Linus and I have been putting in a lot of time on the Snowflake bridge over the past week or so to improve performance. The increase in users after the blocking of Tor in Russia last September (the one that led us to the multi-tor architecture) was large, but this recent increase is many times larger. We've cleared out the major bottlenecks and since two days ago days the bridge is finally meeting the additional demand. But it's close: during the busiest times of day the CPU and RAM resources are nearly 100% consumed, and the need for horizontal scaling still exists.
There have been a lot of changes, both major and minor. You can find listings at: https://gitlab.torproject.org/tpo/network-health/metrics/timeline/-/blob/f55... https://gitlab.torproject.org/tpo/anti-censorship/pluggable-transports/snowf... https://gitlab.torproject.org/tpo/anti-censorship/pluggable-transports/snowf...
The most important optimizations have been: - Reduce allocations in WebSocket reads and writes. - Use more than one KCP state machine. - Conserve ephemeral ports in localhost communication. - Disable nftables connection tracking.

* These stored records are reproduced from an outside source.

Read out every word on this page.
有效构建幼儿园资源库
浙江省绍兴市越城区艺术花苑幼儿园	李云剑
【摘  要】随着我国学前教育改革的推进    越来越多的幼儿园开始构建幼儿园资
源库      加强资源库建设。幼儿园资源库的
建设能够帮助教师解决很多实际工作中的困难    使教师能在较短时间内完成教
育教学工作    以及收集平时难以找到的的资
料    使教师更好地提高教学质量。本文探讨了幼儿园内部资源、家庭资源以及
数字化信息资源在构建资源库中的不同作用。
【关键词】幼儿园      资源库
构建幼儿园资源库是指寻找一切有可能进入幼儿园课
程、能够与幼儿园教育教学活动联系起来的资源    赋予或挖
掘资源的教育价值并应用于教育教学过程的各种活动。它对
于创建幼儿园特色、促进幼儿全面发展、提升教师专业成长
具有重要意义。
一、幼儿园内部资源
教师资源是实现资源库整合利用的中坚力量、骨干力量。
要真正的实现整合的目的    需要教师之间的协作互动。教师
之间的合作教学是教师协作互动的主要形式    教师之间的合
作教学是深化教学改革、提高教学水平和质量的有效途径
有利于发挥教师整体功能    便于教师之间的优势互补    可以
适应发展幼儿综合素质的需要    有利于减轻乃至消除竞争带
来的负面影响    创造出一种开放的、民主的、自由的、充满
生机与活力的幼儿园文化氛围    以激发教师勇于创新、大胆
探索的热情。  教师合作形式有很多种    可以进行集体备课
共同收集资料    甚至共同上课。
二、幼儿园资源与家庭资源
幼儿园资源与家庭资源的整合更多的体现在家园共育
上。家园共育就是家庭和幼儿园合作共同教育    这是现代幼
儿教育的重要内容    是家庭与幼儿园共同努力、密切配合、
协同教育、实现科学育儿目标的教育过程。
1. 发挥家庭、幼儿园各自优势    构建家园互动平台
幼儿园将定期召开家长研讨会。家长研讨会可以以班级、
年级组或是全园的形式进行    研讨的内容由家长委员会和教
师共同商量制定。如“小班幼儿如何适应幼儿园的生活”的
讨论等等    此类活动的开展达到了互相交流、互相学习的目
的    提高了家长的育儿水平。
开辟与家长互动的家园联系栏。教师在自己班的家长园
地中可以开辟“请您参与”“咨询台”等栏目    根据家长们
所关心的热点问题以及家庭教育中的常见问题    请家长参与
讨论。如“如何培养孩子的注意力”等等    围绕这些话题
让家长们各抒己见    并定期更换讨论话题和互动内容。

I attached a graph of bandwidth on the bridge. You can see that between 24 Sep and 02 Oct the daily peaks were unnaturally flattened. The daily shutdowns in Iran caused a paradoxical *increase* in bandwidth, probably because it relieved congestion in the system for the fewer remaining users. In the past two days the shape of the graph looks more natural, and a shutdown decreases bandwidth as you would expect. At its peak, bandwidth is above 4 Gbps. The daily lows are higher than the highest highs of two weeks ago.

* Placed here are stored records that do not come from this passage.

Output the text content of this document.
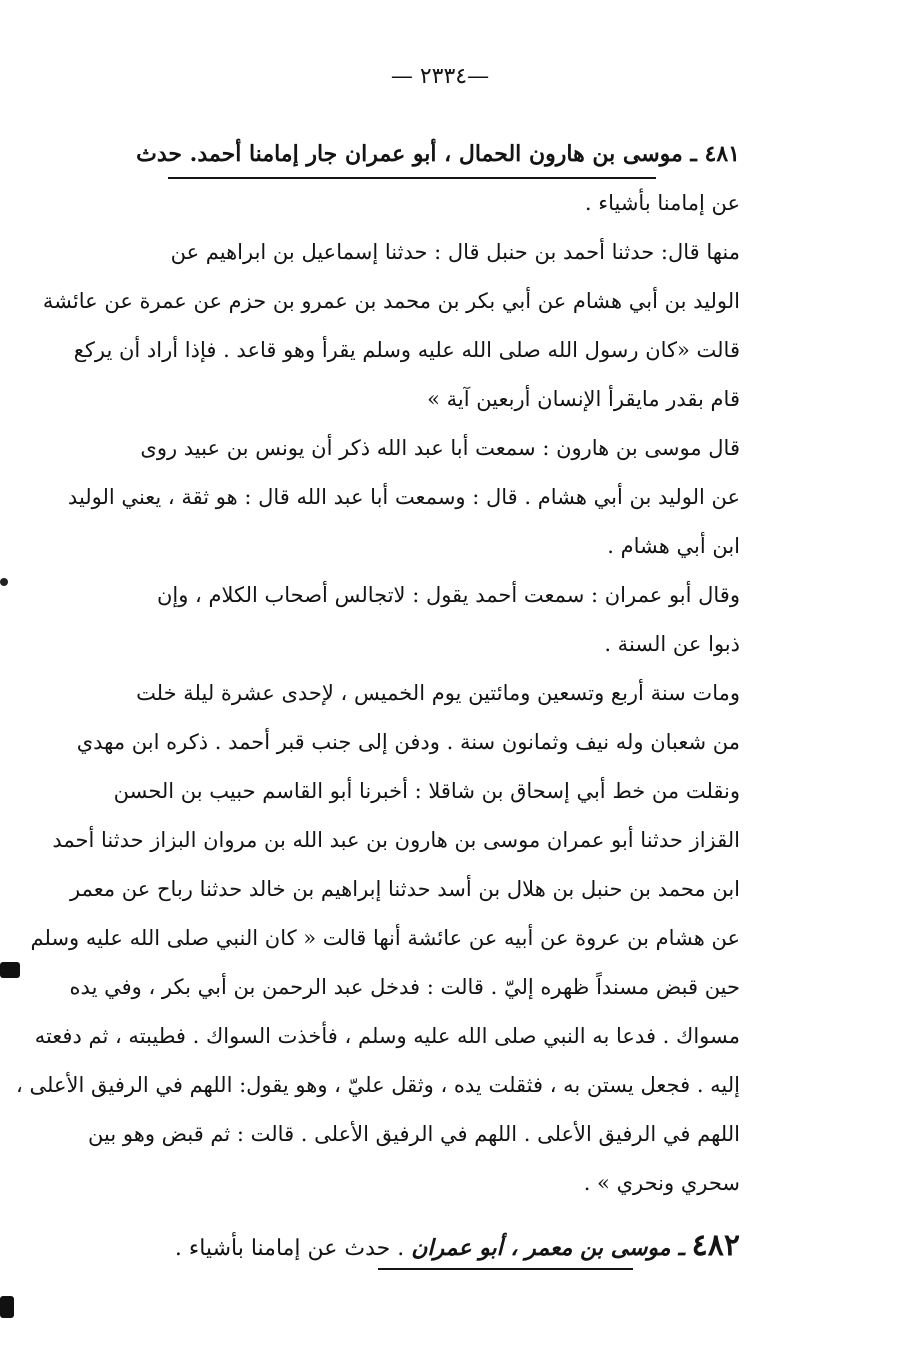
—٢٣٣٤ —
٤٨١ ـ موسى بن هارون الحمال ، أبو عمران جار إمامنا أحمد. حدث
عن إمامنا بأشياء .
منها قال: حدثنا أحمد بن حنبل قال : حدثنا إسماعيل بن ابراهيم عن
الوليد بن أبي هشام عن أبي بكر بن محمد بن عمرو بن حزم عن عمرة عن عائشة
قالت «كان رسول الله صلى الله عليه وسلم يقرأ وهو قاعد . فإذا أراد أن يركع
قام بقدر مايقرأ الإنسان أربعين آية »
قال موسى بن هارون : سمعت أبا عبد الله ذكر أن يونس بن عبيد روى
عن الوليد بن أبي هشام . قال : وسمعت أبا عبد الله قال : هو ثقة ، يعني الوليد
ابن أبي هشام .
وقال أبو عمران : سمعت أحمد يقول : لاتجالس أصحاب الكلام ، وإن
ذبوا عن السنة .
ومات سنة أربع وتسعين ومائتين يوم الخميس ، لإحدى عشرة ليلة خلت
من شعبان وله نيف وثمانون سنة . ودفن إلى جنب قبر أحمد . ذكره ابن مهدي
ونقلت من خط أبي إسحاق بن شاقلا : أخبرنا أبو القاسم حبيب بن الحسن
القزاز حدثنا أبو عمران موسى بن هارون بن عبد الله بن مروان البزاز حدثنا أحمد
ابن محمد بن حنبل بن هلال بن أسد حدثنا إبراهيم بن خالد حدثنا رباح عن معمر
عن هشام بن عروة عن أبيه عن عائشة أنها قالت « كان النبي صلى الله عليه وسلم
حين قبض مسنداً ظهره إليّ . قالت : فدخل عبد الرحمن بن أبي بكر ، وفي يده
مسواك . فدعا به النبي صلى الله عليه وسلم ، فأخذت السواك . فطيبته ، ثم دفعته
إليه . فجعل يستن به ، فثقلت يده ، وثقل عليّ ، وهو يقول: اللهم في الرفيق الأعلى ،
اللهم في الرفيق الأعلى . اللهم في الرفيق الأعلى . قالت : ثم قبض وهو بين
سحري ونحري » .
٤٨٢ ـ موسى بن معمر ، أبو عمران . حدث عن إمامنا بأشياء .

## Reduce allocations in writing packets
The code forreading and writing encapsulated packets from WebSocket connections was doing unnecessary memory allocations. Some implicit, like a 32 KB buffer being created by io.Copy, and some explicit, like the intentional packet copies being made in the QueuePacketConn type. Reducing allocations makes the garbage collector run less often, and there's also a small benefit from reduced buffer copies.

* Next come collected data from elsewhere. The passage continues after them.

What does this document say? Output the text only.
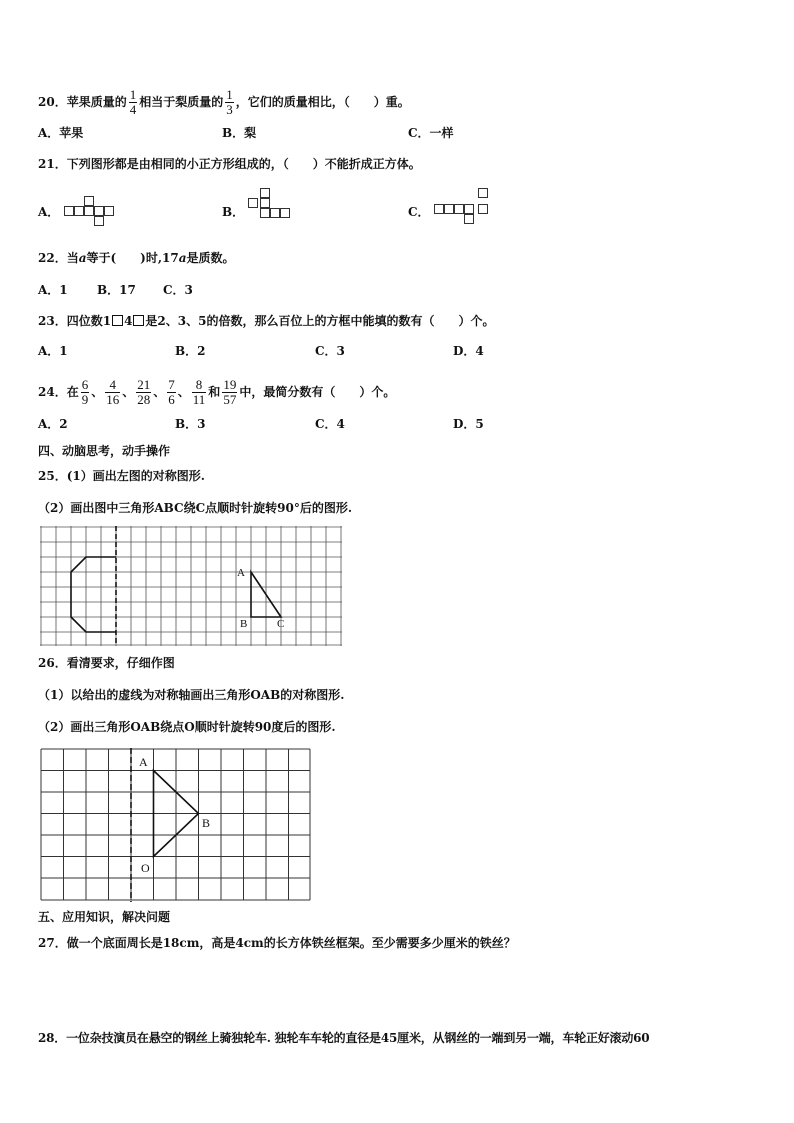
20．苹果质量的 $\frac{1}{4}$ 相当于梨质量的 $\frac{1}{3}$ ，它们的质量相比，（　　）重。
A．苹果	B．梨	C．一样
21．下列图形都是由相同的小正方形组成的，（　　）不能折成正方体。
A．	B．	C．
22．当a等于(　　)时,17a是质数。
A．1 B．17 C．3
23．四位数1 4 是2、3、5的倍数，那么百位上的方框中能填的数有（　　）个。
A．1	B．2	C．3	D．4
24．在 $\frac{6}{9}$ 、 $\frac{4}{16}$ 、 $\frac{21}{28}$ 、 $\frac{7}{6}$ 、 $\frac{8}{11}$ 和 $\frac{19}{57}$ 中，最简分数有（　　）个。
A．2	B．3	C．4	D．5
四、动脑思考，动手操作
25．(1）画出左图的对称图形.
（2）画出图中三角形ABC绕C点顺时针旋转90°后的图形.
A
B	C
26．看清要求，仔细作图
（1）以给出的虚线为对称轴画出三角形OAB的对称图形.
（2）画出三角形OAB绕点O顺时针旋转90度后的图形.
A
B
O
五、应用知识，解决问题
27．做一个底面周长是18cm，高是4cm的长方体铁丝框架。至少需要多少厘米的铁丝？
28．一位杂技演员在悬空的钢丝上骑独轮车. 独轮车车轮的直径是45厘米，从钢丝的一端到另一端，车轮正好滚动60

https://gitlab.torproject.org/dcf/snowflake/-/commit/42ea5ff60ce9b3a0dff305b... https://gitlab.torproject.org/dcf/snowflake/-/commit/4d4fad30c429bba9062d1b6... https://gitlab.torproject.org/dcf/snowflake/-/commit/57c9aa3477513daf4334763...
## Use more than one KCP state machine
Though most part of snowflake-server are multi-threaded and can scale across many CPUs, the central KCP packet scheduler was limited to one CPU. Because we have a session identity (the client ID) separate from any KCP-specific identity, it's not hard to partition client packets across separate KCP instances by a hash of the client ID. Expanding the number of KCPs from 1 to 2 was enough to relive this bottleneck.
https://gitlab.torproject.org/dcf/snowflake/-/commit/17dc8cad8299eae76c40197...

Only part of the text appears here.